The squeeze on SQZ Biotechnologies is getting tighter. After 12 months of value destruction, the biotech reported that Roche has dropped its option on a solid tumor program—and that SQZ is assessing strategic alternatives to partner “all its clinical and preclinical assets across all disease areas and indications.”
Roche paid SQZ $45 million upfront for option rights in 2018. The deal positioned the companies to work on candidates based on mononuclear antigen presenting cells (APCs), including human papillomavirus (HPV), using the SQZ platform. The platform squeezes cells to make them present tumor antigens to the immune system. Roche also secured an option to develop a tumor cell lysate candidate.
Now, SQZ has learned that Roche will not exercise its option for HPV 16 positive solid tumors under the SQZ-APC-HPV program. The decision leaves SQZ with the full clinical development and commercialization rights for its HPV 16 programs.
In a financial filing to disclose the news, SQZ said it “intends to explore potential strategic alternatives to support the advancement of its oncology programs including HPV 16 positive tumors, in an effort to allow [it] to partner all its clinical and preclinical assets across all disease areas and indications.” SQZ listed partnerships, acquisitions, mergers and business combinations as potential outcomes.
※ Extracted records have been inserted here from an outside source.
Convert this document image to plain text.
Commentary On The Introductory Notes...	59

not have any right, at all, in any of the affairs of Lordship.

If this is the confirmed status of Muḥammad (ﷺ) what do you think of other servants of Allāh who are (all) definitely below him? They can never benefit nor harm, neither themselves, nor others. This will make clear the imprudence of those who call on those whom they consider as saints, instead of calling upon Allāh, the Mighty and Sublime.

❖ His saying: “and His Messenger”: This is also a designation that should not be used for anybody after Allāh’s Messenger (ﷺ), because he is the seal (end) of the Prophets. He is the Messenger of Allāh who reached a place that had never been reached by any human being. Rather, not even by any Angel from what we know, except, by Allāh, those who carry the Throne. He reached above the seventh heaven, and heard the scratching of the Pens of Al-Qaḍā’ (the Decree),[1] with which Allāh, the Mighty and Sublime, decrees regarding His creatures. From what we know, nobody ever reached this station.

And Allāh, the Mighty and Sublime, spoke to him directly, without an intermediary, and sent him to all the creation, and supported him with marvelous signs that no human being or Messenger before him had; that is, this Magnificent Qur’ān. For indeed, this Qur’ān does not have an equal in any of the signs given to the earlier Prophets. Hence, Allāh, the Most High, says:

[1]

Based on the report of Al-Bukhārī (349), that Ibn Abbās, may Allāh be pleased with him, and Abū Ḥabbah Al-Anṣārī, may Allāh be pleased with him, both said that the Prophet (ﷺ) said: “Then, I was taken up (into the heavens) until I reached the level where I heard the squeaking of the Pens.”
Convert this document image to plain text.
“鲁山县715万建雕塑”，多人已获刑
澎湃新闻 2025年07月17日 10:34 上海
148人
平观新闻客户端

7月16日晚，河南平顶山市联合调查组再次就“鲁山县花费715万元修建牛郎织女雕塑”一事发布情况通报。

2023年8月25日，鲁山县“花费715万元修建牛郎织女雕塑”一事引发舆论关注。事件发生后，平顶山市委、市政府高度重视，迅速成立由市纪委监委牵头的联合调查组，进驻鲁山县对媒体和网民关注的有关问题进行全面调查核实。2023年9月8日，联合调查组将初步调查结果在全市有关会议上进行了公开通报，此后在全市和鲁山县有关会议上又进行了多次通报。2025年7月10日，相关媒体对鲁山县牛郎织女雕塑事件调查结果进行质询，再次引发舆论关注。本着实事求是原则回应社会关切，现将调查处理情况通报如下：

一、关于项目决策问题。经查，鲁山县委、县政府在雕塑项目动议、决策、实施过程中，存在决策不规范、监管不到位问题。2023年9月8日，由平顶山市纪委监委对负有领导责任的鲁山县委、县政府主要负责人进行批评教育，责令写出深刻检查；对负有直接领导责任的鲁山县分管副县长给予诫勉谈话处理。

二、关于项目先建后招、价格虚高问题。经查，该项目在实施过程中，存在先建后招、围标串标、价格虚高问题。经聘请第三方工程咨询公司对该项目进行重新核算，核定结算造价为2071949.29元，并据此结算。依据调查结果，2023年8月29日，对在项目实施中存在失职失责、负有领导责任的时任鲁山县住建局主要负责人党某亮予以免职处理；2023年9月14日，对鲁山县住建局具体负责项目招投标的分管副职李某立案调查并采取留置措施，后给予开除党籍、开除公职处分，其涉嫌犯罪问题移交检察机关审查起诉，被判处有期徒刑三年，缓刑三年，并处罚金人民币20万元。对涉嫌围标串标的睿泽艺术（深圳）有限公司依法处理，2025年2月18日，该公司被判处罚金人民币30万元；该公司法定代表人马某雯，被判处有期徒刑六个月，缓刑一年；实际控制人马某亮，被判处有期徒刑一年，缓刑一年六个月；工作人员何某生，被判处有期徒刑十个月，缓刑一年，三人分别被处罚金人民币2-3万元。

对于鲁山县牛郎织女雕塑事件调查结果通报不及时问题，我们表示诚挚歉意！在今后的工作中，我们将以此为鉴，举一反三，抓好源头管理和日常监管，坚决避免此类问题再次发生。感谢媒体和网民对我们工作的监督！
The search for a strategic alternative comes months after the biotech laid off 60% of its staff and paused development of three programs. SQZ made the changes to shift its focus to second-generation enhanced APC cell therapy programs. The biotech expects initial data from the highest monotherapy dose cohort of a phase 1/2 APC study in the second half of 2023. A second program is also set to post data this year.
SQZ ended March with $39.9 million to its name, a sum it forecast would fund operations into next year. The cash, technology and programs could be of interest to potential buyers but, having been delisted, it is unable to offer private companies a route to a major public market.